We tend to judge churches with Caesar-like criteria: what's efficient, what brings the best desired result, what supports the status quo and creates the fewest waves. Like the Pharisees, the church tends to define its own existence as the highest good and everything else as subservient. When asked what things are needed for continued health most churches will respond with some variation of, "Money, membership, and a comfortable experience." You'll hear some claiming a church needs to be run like a business to keep the cash flow positive. You'll hear others claiming a church needs to operate like a family where everybody agrees and toes the line. Seldom do we define our health by the eternal presence of God. That's just a given, right? After all, we're a church. Where else would God possibly hang out? Caesar rules. Caesar guides our decision making process. God just comes along for the ride.

As a result most churches end up with a variation of this story: A few people are defined as "leaders". Those leaders define the important tasks of the church. The leaders also define how those tasks will be done. Not so coincidentally, that definition of "how" looks exactly like the leaders themselves do things. Therefore nobody else but the leaders are fit to perform the task. Thus nobody else is ever qualified to be a leader and the same people retain the power in "their" church forever no matter what office (if any) they hold or who else comes and goes. The church becomes enmeshed by Caesar-like details, unimportant and optional procedures become mandatory, grace and spirit take a backseat to preservation and convenience. It works! Everything runs smoothly. But it's not what we were called to be.

One of the most valuable faith disciplines in any church is the ability to differentiate between Caesar's convenience and God's grace. Does it matter how we light the candles, what robes we wear, who gets to choose the carpet color, what Sunday the Christmas tree goes up, or even if we have one at all? It could, but these are not eternal mandates. If somebody wants to lead us in a different direction--finds grace and God in different music, different decorations, or a different procedure--they should be able to express that and we should be willing to follow. A church's identity doesn't rest in how zealously it defends its practices, rather how adeptly it can express an eternal God in all of the different ways he manifests himself. Our directions to leaders should not be, "Lead, as long as it's this way" but, "Lead, as long as it's God's way".

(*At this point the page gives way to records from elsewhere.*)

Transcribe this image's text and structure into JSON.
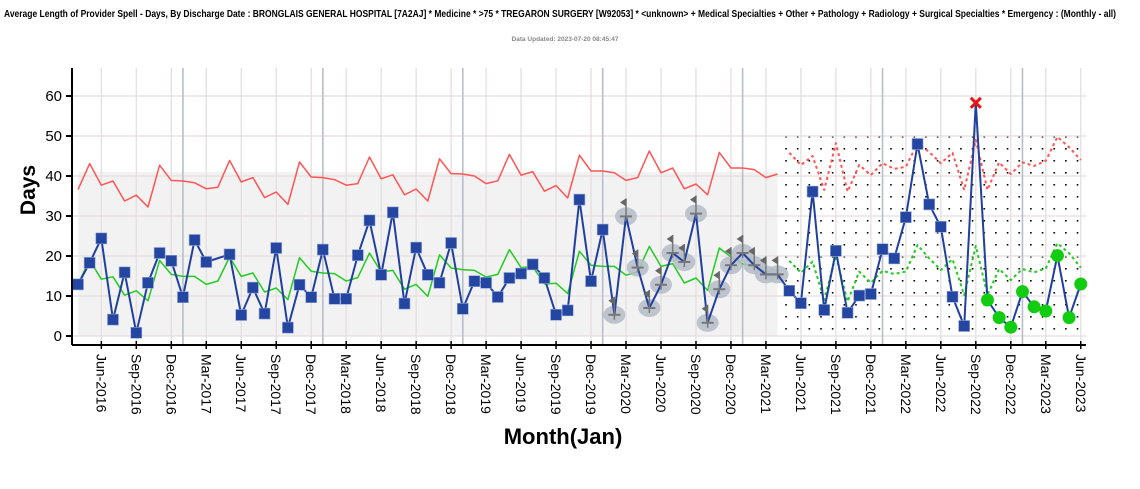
{
  "chart_data": {
    "type": "line",
    "title": "Average Length of Provider Spell - Days, By Discharge Date : BRONGLAIS GENERAL HOSPITAL [7A2AJ] * Medicine * >75 * TREGARON SURGERY [W92053] * <unknown> + Medical Specialties + Other + Pathology + Radiology + Surgical Specialties * Emergency : (Monthly - all)",
    "subtitle": "Data Updated: 2023-07-20 08:45:47",
    "xlabel": "Month(Jan)",
    "ylabel": "Days",
    "x_start": "Apr-2016",
    "x_end": "Jun-2023",
    "x_index_range": [
      0,
      86
    ],
    "ylim": [
      -2.2,
      67
    ],
    "yticks": [
      "0",
      "10",
      "20",
      "30",
      "40",
      "50",
      "60"
    ],
    "xtick_index_offset": 2,
    "xtick_step_months": 3,
    "xticks": [
      "Jun-2016",
      "Sep-2016",
      "Dec-2016",
      "Mar-2017",
      "Jun-2017",
      "Sep-2017",
      "Dec-2017",
      "Mar-2018",
      "Jun-2018",
      "Sep-2018",
      "Dec-2018",
      "Mar-2019",
      "Jun-2019",
      "Sep-2019",
      "Dec-2019",
      "Mar-2020",
      "Jun-2020",
      "Sep-2020",
      "Dec-2020",
      "Mar-2021",
      "Jun-2021",
      "Sep-2021",
      "Dec-2021",
      "Mar-2022",
      "Jun-2022",
      "Sep-2022",
      "Dec-2022",
      "Mar-2023",
      "Jun-2023"
    ],
    "year_boundary_indices": [
      9,
      21,
      33,
      45,
      57,
      69,
      81
    ],
    "grid": true,
    "baseline_period_index_range": [
      0,
      60
    ],
    "baseline_band_upper": 41,
    "forecast_period_index_range": [
      60.5,
      86
    ],
    "forecast_band_upper": 51,
    "series": [
      {
        "name": "Average length of spell",
        "color": "#2040a0",
        "start_index": 0,
        "values": [
          12.9,
          18.3,
          24.4,
          4.1,
          15.9,
          0.8,
          13.3,
          20.75,
          18.8,
          9.7,
          24,
          18.5,
          null,
          20.4,
          5.25,
          12.1,
          5.6,
          22,
          2.1,
          12.8,
          9.7,
          21.6,
          9.3,
          9.3,
          20.2,
          28.9,
          15.3,
          30.9,
          8.1,
          22.1,
          15.3,
          13.3,
          23.25,
          6.8,
          13.7,
          13.3,
          9.75,
          14.5,
          15.6,
          17.9,
          14.5,
          5.3,
          6.4,
          34.1,
          13.7,
          26.6,
          5.3,
          29.9,
          17.1,
          7,
          12.8,
          20.75,
          18.5,
          30.6,
          3.3,
          11.7,
          17.7,
          20.75,
          17.7,
          15.4,
          15.4,
          11.3,
          8.2,
          36.1,
          6.5,
          21.3,
          5.8,
          10.1,
          10.5,
          21.7,
          19.4,
          29.7,
          48,
          32.9,
          27.3,
          9.8,
          2.5,
          58.3,
          9,
          4.6,
          2.2,
          11.1,
          7.3,
          6.25,
          20.1,
          4.6,
          13
        ],
        "flagged_index_range": [
          46,
          60
        ],
        "above_limit_indices": [
          77
        ],
        "below_mean_run_index_range": [
          78,
          86
        ]
      },
      {
        "name": "Mean",
        "color": "#22cc22",
        "start_index": 0,
        "style": "solid",
        "values": [
          13,
          19,
          14.2,
          14.8,
          10.2,
          11.3,
          8.8,
          18.9,
          15.4,
          14.9,
          14.9,
          12.9,
          13.75,
          19.75,
          14.9,
          15.75,
          11,
          12,
          9.1,
          19.6,
          16.2,
          15.75,
          15.6,
          13.75,
          14.6,
          20.75,
          16,
          16.4,
          11.7,
          12.9,
          9.9,
          20.3,
          17,
          16.6,
          16.4,
          14.75,
          15.4,
          21.6,
          17.1,
          17.4,
          13,
          13.2,
          10.6,
          21.2,
          17.7,
          17.4,
          17.4,
          15.2,
          16,
          22.4,
          17.4,
          18.1,
          13.25,
          14.5,
          11.4,
          22,
          19.75,
          18,
          17.5,
          16,
          16.5
        ]
      },
      {
        "name": "Upper control limit",
        "color": "#ff5555",
        "start_index": 0,
        "style": "solid",
        "values": [
          36.6,
          43.1,
          37.7,
          38.75,
          33.75,
          35.2,
          32.25,
          42.7,
          38.9,
          38.75,
          38.3,
          36.8,
          37.2,
          43.9,
          38.5,
          39.6,
          34.6,
          36,
          32.9,
          43.5,
          39.75,
          39.6,
          39.1,
          37.7,
          38.1,
          44.75,
          39.3,
          40.3,
          35.3,
          36.75,
          33.75,
          44.3,
          40.6,
          40.5,
          40,
          38.1,
          38.8,
          45.4,
          40.2,
          41.1,
          36.2,
          37.6,
          34.5,
          45.2,
          41.25,
          41.25,
          40.8,
          38.9,
          39.6,
          46.25,
          40.8,
          42,
          36.8,
          38,
          35.3,
          45.9,
          42,
          42,
          41.6,
          39.6,
          40.5
        ]
      },
      {
        "name": "Projected mean",
        "color": "#22cc22",
        "start_index": 61,
        "style": "dashed",
        "values": [
          18.8,
          15.8,
          18.6,
          9,
          20.1,
          8.6,
          16.1,
          13.3,
          16.3,
          15.5,
          16.1,
          22.75,
          19.4,
          16.5,
          19.2,
          10.25,
          22.5,
          10.25,
          16.75,
          14,
          16.75,
          15.9,
          16.9,
          23.2,
          20.7,
          17.1
        ]
      },
      {
        "name": "Projected upper limit",
        "color": "#ff5555",
        "start_index": 61,
        "style": "dashed",
        "values": [
          45.8,
          42.75,
          45,
          36.5,
          48.2,
          36.1,
          42.75,
          40.25,
          43.2,
          41.8,
          42.3,
          48.2,
          46,
          43.2,
          45.8,
          36.5,
          49,
          36.5,
          43.4,
          40.5,
          43.4,
          42.5,
          43.8,
          49.8,
          47.2,
          44
        ]
      }
    ]
  }
}
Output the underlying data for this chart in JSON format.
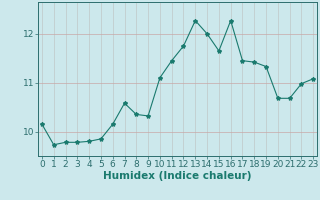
{
  "x": [
    0,
    1,
    2,
    3,
    4,
    5,
    6,
    7,
    8,
    9,
    10,
    11,
    12,
    13,
    14,
    15,
    16,
    17,
    18,
    19,
    20,
    21,
    22,
    23
  ],
  "y": [
    10.15,
    9.73,
    9.78,
    9.78,
    9.8,
    9.85,
    10.15,
    10.58,
    10.35,
    10.32,
    11.1,
    11.45,
    11.75,
    12.27,
    12.0,
    11.65,
    12.27,
    11.45,
    11.42,
    11.33,
    10.68,
    10.68,
    10.98,
    11.08
  ],
  "line_color": "#1a7a6e",
  "marker": "*",
  "marker_size": 3,
  "bg_color": "#cce8ec",
  "grid_color_h": "#c8a8a8",
  "grid_color_v": "#c0c8c8",
  "xlabel": "Humidex (Indice chaleur)",
  "yticks": [
    10,
    11,
    12
  ],
  "ylim": [
    9.5,
    12.65
  ],
  "xlim": [
    -0.3,
    23.3
  ],
  "xlabel_fontsize": 7.5,
  "tick_fontsize": 6.5,
  "axis_color": "#2d6e6e",
  "figsize": [
    3.2,
    2.0
  ],
  "dpi": 100
}
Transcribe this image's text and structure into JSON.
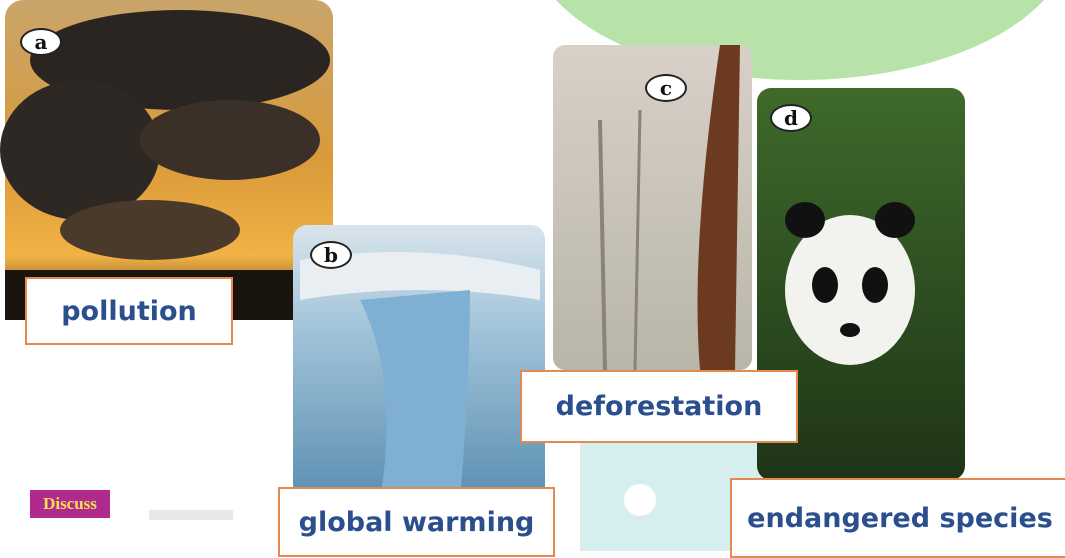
{
  "photos": [
    {
      "letter": "a",
      "caption": "pollution"
    },
    {
      "letter": "b",
      "caption": "global warming"
    },
    {
      "letter": "c",
      "caption": "deforestation"
    },
    {
      "letter": "d",
      "caption": "endangered species"
    }
  ],
  "discuss": "Discuss"
}
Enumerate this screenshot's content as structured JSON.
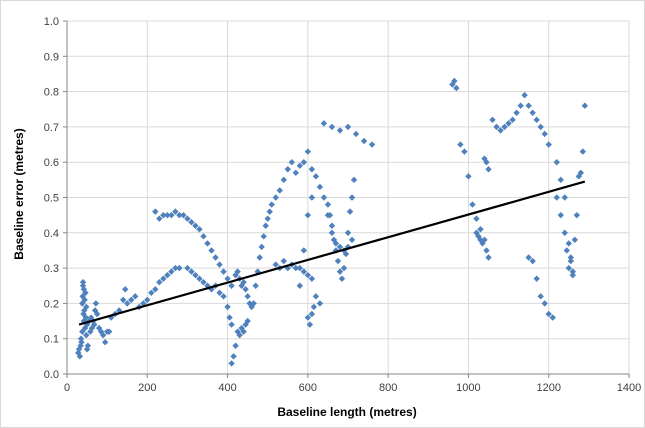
{
  "chart_data": {
    "type": "scatter",
    "title": "",
    "xlabel": "Baseline length (metres)",
    "ylabel": "Baseline error (metres)",
    "xlim": [
      0,
      1400
    ],
    "ylim": [
      0,
      1.0
    ],
    "x_ticks": [
      "0",
      "200",
      "400",
      "600",
      "800",
      "1000",
      "1200",
      "1400"
    ],
    "y_ticks": [
      "0.0",
      "0.1",
      "0.2",
      "0.3",
      "0.4",
      "0.5",
      "0.6",
      "0.7",
      "0.8",
      "0.9",
      "1.0"
    ],
    "grid": true,
    "legend": "none",
    "marker_color": "#4f81bd",
    "trendline_color": "#000000",
    "trendline": {
      "x": [
        30,
        1290
      ],
      "y": [
        0.14,
        0.545
      ]
    },
    "series": [
      {
        "points": [
          [
            28,
            0.06
          ],
          [
            30,
            0.07
          ],
          [
            32,
            0.05
          ],
          [
            34,
            0.08
          ],
          [
            35,
            0.1
          ],
          [
            36,
            0.09
          ],
          [
            38,
            0.12
          ],
          [
            38,
            0.2
          ],
          [
            39,
            0.22
          ],
          [
            40,
            0.25
          ],
          [
            40,
            0.26
          ],
          [
            41,
            0.17
          ],
          [
            42,
            0.15
          ],
          [
            42,
            0.24
          ],
          [
            43,
            0.18
          ],
          [
            44,
            0.21
          ],
          [
            45,
            0.13
          ],
          [
            46,
            0.23
          ],
          [
            47,
            0.16
          ],
          [
            48,
            0.19
          ],
          [
            48,
            0.11
          ],
          [
            50,
            0.14
          ],
          [
            50,
            0.07
          ],
          [
            52,
            0.08
          ],
          [
            55,
            0.15
          ],
          [
            58,
            0.12
          ],
          [
            60,
            0.16
          ],
          [
            62,
            0.13
          ],
          [
            65,
            0.15
          ],
          [
            68,
            0.14
          ],
          [
            70,
            0.18
          ],
          [
            72,
            0.2
          ],
          [
            75,
            0.17
          ],
          [
            80,
            0.13
          ],
          [
            85,
            0.12
          ],
          [
            90,
            0.11
          ],
          [
            95,
            0.09
          ],
          [
            100,
            0.12
          ],
          [
            105,
            0.12
          ],
          [
            110,
            0.16
          ],
          [
            120,
            0.17
          ],
          [
            130,
            0.18
          ],
          [
            140,
            0.21
          ],
          [
            145,
            0.24
          ],
          [
            150,
            0.2
          ],
          [
            160,
            0.21
          ],
          [
            170,
            0.22
          ],
          [
            180,
            0.19
          ],
          [
            190,
            0.2
          ],
          [
            200,
            0.21
          ],
          [
            210,
            0.23
          ],
          [
            220,
            0.24
          ],
          [
            230,
            0.26
          ],
          [
            240,
            0.27
          ],
          [
            250,
            0.28
          ],
          [
            260,
            0.29
          ],
          [
            270,
            0.3
          ],
          [
            280,
            0.3
          ],
          [
            220,
            0.46
          ],
          [
            230,
            0.44
          ],
          [
            240,
            0.45
          ],
          [
            250,
            0.45
          ],
          [
            260,
            0.45
          ],
          [
            270,
            0.46
          ],
          [
            280,
            0.45
          ],
          [
            290,
            0.45
          ],
          [
            300,
            0.44
          ],
          [
            310,
            0.43
          ],
          [
            320,
            0.42
          ],
          [
            330,
            0.41
          ],
          [
            340,
            0.39
          ],
          [
            350,
            0.37
          ],
          [
            360,
            0.35
          ],
          [
            370,
            0.33
          ],
          [
            380,
            0.31
          ],
          [
            390,
            0.29
          ],
          [
            400,
            0.27
          ],
          [
            410,
            0.25
          ],
          [
            300,
            0.3
          ],
          [
            310,
            0.29
          ],
          [
            320,
            0.28
          ],
          [
            330,
            0.27
          ],
          [
            340,
            0.26
          ],
          [
            350,
            0.25
          ],
          [
            360,
            0.24
          ],
          [
            370,
            0.25
          ],
          [
            380,
            0.23
          ],
          [
            390,
            0.22
          ],
          [
            400,
            0.19
          ],
          [
            405,
            0.16
          ],
          [
            410,
            0.14
          ],
          [
            410,
            0.03
          ],
          [
            415,
            0.05
          ],
          [
            420,
            0.08
          ],
          [
            425,
            0.12
          ],
          [
            430,
            0.11
          ],
          [
            435,
            0.13
          ],
          [
            440,
            0.12
          ],
          [
            445,
            0.14
          ],
          [
            450,
            0.15
          ],
          [
            420,
            0.28
          ],
          [
            425,
            0.29
          ],
          [
            430,
            0.27
          ],
          [
            435,
            0.25
          ],
          [
            440,
            0.26
          ],
          [
            445,
            0.24
          ],
          [
            450,
            0.22
          ],
          [
            455,
            0.2
          ],
          [
            460,
            0.19
          ],
          [
            465,
            0.2
          ],
          [
            470,
            0.25
          ],
          [
            475,
            0.29
          ],
          [
            480,
            0.33
          ],
          [
            485,
            0.36
          ],
          [
            490,
            0.39
          ],
          [
            495,
            0.42
          ],
          [
            500,
            0.44
          ],
          [
            505,
            0.46
          ],
          [
            510,
            0.48
          ],
          [
            520,
            0.5
          ],
          [
            530,
            0.52
          ],
          [
            540,
            0.55
          ],
          [
            550,
            0.58
          ],
          [
            560,
            0.6
          ],
          [
            570,
            0.57
          ],
          [
            580,
            0.59
          ],
          [
            590,
            0.6
          ],
          [
            600,
            0.63
          ],
          [
            610,
            0.58
          ],
          [
            620,
            0.56
          ],
          [
            630,
            0.53
          ],
          [
            640,
            0.5
          ],
          [
            650,
            0.45
          ],
          [
            660,
            0.4
          ],
          [
            670,
            0.37
          ],
          [
            680,
            0.36
          ],
          [
            690,
            0.35
          ],
          [
            700,
            0.36
          ],
          [
            710,
            0.38
          ],
          [
            520,
            0.31
          ],
          [
            530,
            0.3
          ],
          [
            540,
            0.32
          ],
          [
            550,
            0.3
          ],
          [
            560,
            0.31
          ],
          [
            570,
            0.3
          ],
          [
            580,
            0.3
          ],
          [
            590,
            0.29
          ],
          [
            600,
            0.28
          ],
          [
            610,
            0.27
          ],
          [
            620,
            0.22
          ],
          [
            630,
            0.2
          ],
          [
            600,
            0.16
          ],
          [
            605,
            0.14
          ],
          [
            610,
            0.17
          ],
          [
            615,
            0.19
          ],
          [
            580,
            0.25
          ],
          [
            590,
            0.35
          ],
          [
            600,
            0.45
          ],
          [
            610,
            0.5
          ],
          [
            640,
            0.71
          ],
          [
            660,
            0.7
          ],
          [
            680,
            0.69
          ],
          [
            700,
            0.7
          ],
          [
            720,
            0.68
          ],
          [
            740,
            0.66
          ],
          [
            760,
            0.65
          ],
          [
            650,
            0.48
          ],
          [
            655,
            0.45
          ],
          [
            660,
            0.42
          ],
          [
            665,
            0.38
          ],
          [
            670,
            0.35
          ],
          [
            675,
            0.32
          ],
          [
            680,
            0.29
          ],
          [
            685,
            0.27
          ],
          [
            690,
            0.3
          ],
          [
            695,
            0.34
          ],
          [
            700,
            0.4
          ],
          [
            705,
            0.46
          ],
          [
            710,
            0.5
          ],
          [
            715,
            0.55
          ],
          [
            960,
            0.82
          ],
          [
            965,
            0.83
          ],
          [
            970,
            0.81
          ],
          [
            980,
            0.65
          ],
          [
            990,
            0.63
          ],
          [
            1000,
            0.56
          ],
          [
            1010,
            0.48
          ],
          [
            1020,
            0.44
          ],
          [
            1030,
            0.41
          ],
          [
            1040,
            0.38
          ],
          [
            1045,
            0.35
          ],
          [
            1050,
            0.33
          ],
          [
            1040,
            0.61
          ],
          [
            1045,
            0.6
          ],
          [
            1050,
            0.58
          ],
          [
            1060,
            0.72
          ],
          [
            1070,
            0.7
          ],
          [
            1080,
            0.69
          ],
          [
            1090,
            0.7
          ],
          [
            1100,
            0.71
          ],
          [
            1110,
            0.72
          ],
          [
            1120,
            0.74
          ],
          [
            1130,
            0.76
          ],
          [
            1140,
            0.79
          ],
          [
            1150,
            0.76
          ],
          [
            1160,
            0.74
          ],
          [
            1170,
            0.72
          ],
          [
            1180,
            0.7
          ],
          [
            1190,
            0.68
          ],
          [
            1200,
            0.65
          ],
          [
            1150,
            0.33
          ],
          [
            1160,
            0.32
          ],
          [
            1170,
            0.27
          ],
          [
            1180,
            0.22
          ],
          [
            1190,
            0.2
          ],
          [
            1200,
            0.17
          ],
          [
            1210,
            0.16
          ],
          [
            1220,
            0.5
          ],
          [
            1230,
            0.45
          ],
          [
            1240,
            0.4
          ],
          [
            1245,
            0.35
          ],
          [
            1250,
            0.3
          ],
          [
            1255,
            0.33
          ],
          [
            1260,
            0.28
          ],
          [
            1265,
            0.38
          ],
          [
            1270,
            0.45
          ],
          [
            1275,
            0.56
          ],
          [
            1280,
            0.57
          ],
          [
            1285,
            0.63
          ],
          [
            1290,
            0.76
          ],
          [
            1020,
            0.4
          ],
          [
            1025,
            0.39
          ],
          [
            1030,
            0.38
          ],
          [
            1035,
            0.37
          ],
          [
            1220,
            0.6
          ],
          [
            1230,
            0.55
          ],
          [
            1240,
            0.5
          ],
          [
            1250,
            0.37
          ],
          [
            1255,
            0.32
          ],
          [
            1260,
            0.29
          ]
        ]
      }
    ]
  }
}
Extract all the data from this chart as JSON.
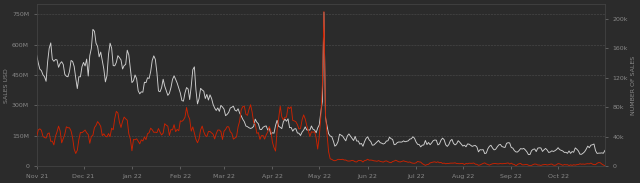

Even while generally being smart in the ways of business, a church will sometimes need to make decisions that don't make good business sense but do make good gospel sense. Even while generally favoring peace among us, sometimes we need to take the rockier road to get to the better destination. Even while loving our traditions, we need to be ready to change them in order to hear a new and inspired voice. We continue to render to Caesar what is necessary--realizing that most of the time practical details and grace overlap--but when forced into a choice we value God higher. When push comes to shove that's the dividing line between a disciple and a Pharisee.